Second, creating web logs, personal online publishing, has become something of a rage in recent years. There’s only about twenty eleven ways to create a web log; your own personal content management system. That means you can write pretty much what you want, load it onto a “blogging” system, and it gets published online for all the world to see.
Among web log applications, there are a handful that go a long way toward closing the gap with expensive and complex Content Management Systems (CMS).
pMachine’s Expression Engine has become more CMS yet retains all the friendliness of a web log system. Click Here for details from pMachine.
What makes EE special? First, on the front end, it’s not complicated. EE comes with simple installation instructions and set up is easy just using Safari or any Mac web browser (even Internet Explorer… that’s still used, right?). You can upload EE to an Internet Service Provider, or, if you’re fortunate enough to have a static IP address and a domain name, your Mac makes a great web server (running Mac OS X, of course.
Next, is EE’s elegant design. Not only are there a dozen attractive Templates to make setting up a web log rather easy, EE is built on PHP and uses an extensive layout of Templates, all stored neatly in MySQL. Editing is a breeze. Need CSS and XHTML compatible code? No problem. Want to assign access rights to many different users? A breeze. Want to display content to some users but not all? Piece of cake.
EE’s approach is to let the database do the work. While you’ll need to know a little about HTML to get started, EE 1.1 (now in beta) works well with BBedit, Dreamweaver, and other HTML editors. Copy and paste is about as difficult as it gets.

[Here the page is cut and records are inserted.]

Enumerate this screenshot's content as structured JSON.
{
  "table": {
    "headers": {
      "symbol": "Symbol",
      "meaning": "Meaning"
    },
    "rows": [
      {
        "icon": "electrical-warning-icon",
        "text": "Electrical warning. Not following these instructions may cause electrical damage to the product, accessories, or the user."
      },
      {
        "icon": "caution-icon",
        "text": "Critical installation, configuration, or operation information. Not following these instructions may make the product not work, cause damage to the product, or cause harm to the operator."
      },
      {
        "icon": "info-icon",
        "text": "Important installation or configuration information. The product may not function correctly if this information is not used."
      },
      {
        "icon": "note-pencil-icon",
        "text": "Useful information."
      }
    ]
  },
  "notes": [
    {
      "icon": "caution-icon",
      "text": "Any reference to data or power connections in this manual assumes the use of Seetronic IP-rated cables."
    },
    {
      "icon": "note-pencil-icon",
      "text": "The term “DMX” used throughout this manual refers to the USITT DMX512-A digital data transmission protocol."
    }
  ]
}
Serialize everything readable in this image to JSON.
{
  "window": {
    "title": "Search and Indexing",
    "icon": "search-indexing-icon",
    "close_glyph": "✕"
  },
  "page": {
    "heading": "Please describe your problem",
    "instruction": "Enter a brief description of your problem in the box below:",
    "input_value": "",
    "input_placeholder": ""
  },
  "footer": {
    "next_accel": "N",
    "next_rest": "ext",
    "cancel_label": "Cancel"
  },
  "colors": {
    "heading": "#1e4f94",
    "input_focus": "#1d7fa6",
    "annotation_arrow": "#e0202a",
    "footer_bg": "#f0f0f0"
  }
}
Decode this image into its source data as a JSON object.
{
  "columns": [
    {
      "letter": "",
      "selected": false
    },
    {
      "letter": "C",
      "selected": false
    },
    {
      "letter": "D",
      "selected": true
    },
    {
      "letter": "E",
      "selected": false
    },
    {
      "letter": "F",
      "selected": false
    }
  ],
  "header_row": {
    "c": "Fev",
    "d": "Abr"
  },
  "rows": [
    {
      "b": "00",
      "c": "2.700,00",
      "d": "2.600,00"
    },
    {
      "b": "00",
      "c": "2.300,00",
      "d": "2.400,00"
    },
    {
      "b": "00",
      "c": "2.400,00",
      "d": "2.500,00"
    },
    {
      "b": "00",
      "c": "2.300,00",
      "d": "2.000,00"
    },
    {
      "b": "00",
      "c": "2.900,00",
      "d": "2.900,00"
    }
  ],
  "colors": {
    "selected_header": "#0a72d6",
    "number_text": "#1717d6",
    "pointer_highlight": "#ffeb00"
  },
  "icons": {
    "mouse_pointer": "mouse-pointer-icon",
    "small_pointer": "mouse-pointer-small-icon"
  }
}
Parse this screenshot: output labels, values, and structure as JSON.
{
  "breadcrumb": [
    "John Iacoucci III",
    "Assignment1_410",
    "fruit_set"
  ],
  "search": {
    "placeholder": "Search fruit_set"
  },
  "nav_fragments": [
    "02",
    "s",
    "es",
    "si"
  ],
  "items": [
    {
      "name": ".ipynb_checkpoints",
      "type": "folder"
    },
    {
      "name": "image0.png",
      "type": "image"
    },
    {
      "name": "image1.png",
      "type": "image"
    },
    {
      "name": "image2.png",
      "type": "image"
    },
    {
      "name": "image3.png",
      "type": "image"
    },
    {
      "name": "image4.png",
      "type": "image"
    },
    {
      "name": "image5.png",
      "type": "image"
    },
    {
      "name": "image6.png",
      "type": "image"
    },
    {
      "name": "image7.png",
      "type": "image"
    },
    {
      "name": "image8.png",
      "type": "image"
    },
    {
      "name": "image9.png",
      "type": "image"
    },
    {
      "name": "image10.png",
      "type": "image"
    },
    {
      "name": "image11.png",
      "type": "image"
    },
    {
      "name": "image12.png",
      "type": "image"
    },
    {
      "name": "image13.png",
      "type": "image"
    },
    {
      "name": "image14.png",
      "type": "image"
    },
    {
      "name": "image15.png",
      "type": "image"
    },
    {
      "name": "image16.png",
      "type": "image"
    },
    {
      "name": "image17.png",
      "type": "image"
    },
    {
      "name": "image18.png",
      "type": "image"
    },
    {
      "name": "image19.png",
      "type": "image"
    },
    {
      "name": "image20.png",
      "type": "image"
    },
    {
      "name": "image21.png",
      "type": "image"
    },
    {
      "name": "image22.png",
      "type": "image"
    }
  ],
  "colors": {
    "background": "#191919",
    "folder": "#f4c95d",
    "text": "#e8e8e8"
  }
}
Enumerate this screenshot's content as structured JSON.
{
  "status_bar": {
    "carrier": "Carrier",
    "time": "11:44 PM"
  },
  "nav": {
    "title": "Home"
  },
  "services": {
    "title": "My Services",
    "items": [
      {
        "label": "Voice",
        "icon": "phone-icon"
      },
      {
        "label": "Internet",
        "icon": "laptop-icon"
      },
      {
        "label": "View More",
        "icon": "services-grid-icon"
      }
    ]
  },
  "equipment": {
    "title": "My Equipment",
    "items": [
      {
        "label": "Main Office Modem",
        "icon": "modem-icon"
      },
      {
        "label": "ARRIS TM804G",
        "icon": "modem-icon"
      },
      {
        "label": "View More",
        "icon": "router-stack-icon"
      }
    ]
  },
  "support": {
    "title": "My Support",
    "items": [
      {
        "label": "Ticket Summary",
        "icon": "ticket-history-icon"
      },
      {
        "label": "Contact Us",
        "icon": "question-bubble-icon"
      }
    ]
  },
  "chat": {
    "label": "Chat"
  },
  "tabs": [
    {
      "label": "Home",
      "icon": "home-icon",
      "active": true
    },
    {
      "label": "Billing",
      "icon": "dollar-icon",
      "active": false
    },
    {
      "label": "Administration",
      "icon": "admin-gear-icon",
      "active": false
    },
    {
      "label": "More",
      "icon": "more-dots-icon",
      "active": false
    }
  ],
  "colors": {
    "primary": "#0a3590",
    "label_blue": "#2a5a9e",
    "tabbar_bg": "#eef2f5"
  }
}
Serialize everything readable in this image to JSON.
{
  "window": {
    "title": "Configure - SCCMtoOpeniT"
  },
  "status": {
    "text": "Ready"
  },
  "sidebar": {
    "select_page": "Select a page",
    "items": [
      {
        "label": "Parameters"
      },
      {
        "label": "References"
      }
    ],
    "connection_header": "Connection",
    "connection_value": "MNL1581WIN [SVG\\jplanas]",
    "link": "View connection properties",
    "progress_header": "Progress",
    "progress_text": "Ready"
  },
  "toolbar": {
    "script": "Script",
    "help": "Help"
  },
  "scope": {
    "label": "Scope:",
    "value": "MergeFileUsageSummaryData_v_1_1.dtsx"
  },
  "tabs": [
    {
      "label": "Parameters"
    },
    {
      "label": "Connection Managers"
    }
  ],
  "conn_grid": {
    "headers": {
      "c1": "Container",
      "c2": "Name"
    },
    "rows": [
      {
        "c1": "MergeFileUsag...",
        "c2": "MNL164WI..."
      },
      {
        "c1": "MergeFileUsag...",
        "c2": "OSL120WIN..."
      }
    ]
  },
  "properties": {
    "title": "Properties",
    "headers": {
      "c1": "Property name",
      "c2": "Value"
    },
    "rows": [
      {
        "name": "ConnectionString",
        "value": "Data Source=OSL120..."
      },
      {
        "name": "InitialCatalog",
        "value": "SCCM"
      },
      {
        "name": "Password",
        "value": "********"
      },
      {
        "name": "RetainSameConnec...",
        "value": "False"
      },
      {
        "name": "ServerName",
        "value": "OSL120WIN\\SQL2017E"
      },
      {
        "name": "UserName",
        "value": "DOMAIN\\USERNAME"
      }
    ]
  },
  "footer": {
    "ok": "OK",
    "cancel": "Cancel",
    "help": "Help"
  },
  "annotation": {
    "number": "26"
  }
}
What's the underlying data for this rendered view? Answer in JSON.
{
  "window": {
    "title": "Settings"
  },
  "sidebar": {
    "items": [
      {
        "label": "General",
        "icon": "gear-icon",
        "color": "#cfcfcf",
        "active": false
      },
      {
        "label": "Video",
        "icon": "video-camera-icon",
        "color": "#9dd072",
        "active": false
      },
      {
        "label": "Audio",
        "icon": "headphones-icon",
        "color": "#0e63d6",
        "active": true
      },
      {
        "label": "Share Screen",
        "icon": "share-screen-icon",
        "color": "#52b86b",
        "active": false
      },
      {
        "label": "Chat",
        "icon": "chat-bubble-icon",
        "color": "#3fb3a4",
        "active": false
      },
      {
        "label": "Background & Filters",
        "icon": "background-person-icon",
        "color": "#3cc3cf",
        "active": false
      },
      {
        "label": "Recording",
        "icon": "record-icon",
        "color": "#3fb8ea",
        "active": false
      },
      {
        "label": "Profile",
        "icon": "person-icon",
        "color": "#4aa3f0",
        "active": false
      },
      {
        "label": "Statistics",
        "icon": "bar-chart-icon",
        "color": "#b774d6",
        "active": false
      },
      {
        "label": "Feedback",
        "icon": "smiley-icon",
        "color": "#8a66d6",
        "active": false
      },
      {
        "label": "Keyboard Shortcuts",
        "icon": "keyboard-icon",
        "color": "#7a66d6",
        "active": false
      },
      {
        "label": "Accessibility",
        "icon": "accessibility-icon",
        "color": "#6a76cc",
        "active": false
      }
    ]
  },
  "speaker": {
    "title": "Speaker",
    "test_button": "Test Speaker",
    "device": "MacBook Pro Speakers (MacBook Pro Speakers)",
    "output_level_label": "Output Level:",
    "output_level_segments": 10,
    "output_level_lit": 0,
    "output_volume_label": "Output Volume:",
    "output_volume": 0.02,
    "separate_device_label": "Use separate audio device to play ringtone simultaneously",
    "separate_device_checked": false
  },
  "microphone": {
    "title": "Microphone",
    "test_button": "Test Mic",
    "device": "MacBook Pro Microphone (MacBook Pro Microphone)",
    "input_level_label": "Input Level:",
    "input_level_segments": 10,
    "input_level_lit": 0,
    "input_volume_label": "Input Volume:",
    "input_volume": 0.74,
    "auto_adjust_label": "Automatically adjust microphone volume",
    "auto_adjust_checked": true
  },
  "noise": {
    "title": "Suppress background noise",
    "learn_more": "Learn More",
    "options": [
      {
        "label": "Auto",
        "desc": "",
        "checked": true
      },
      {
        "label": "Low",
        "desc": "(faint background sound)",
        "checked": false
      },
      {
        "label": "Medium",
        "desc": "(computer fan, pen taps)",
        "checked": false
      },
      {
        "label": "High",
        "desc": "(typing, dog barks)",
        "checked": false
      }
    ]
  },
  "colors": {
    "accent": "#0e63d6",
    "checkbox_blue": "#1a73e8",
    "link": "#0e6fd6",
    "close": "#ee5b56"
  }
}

The 1.0 release version of EE is loaded with a bucket of user requested features.
• Embedded PHP
• Direct SQL Queries
• Dynamic Variables
• Conditional Operators
How much content do you need? EE provides a virtually unlimited number of entry fields; either input boxes, textareas, or pull-down menus. Afraid you’ll edit something and make a mistake? EE’s versioning system lets you get back what used to work.
Content Categories? How many do you need? There’s that many in EE?
How about Member Groups? Yes, you can have “members” log in, view only what you want them to view. For your users who add content to the system, you can also limit what content they’re able to provide, AND, put it on hold until reviewed and approved.
All this power comes with a price, right? EE has a hosted demo service so you can take it for a 30-day test drive, only $10. Licenses then range from $50 for an upgrade to $199 for a commercial version.
Shortcomings? There’s so much you can do with EE it’s hard to imagine that there’s ever something you’d need. Support from pMachine has been superb. Support from the pMachine forums is excellent; one of the top two I’ve encountered (the other is the LA Final Cut Pro Users Group.
I’d like to see improvements in handling of multiple domains; multiple domain names pulling data from the same database. That’s handy. Additional Templates (you can never have enough), and perhaps some CSS modules that can be pulled into Templates.
Also, it’d be great to extend the modularity of EE’s Template and database design to “point and click” elements such as Search, Member Login, and other design elements.
That’s what future versions are all about, right? What’s really great about EE is the elegance of the application, the support from pMachine, and this content management system runs great on Mac OS X.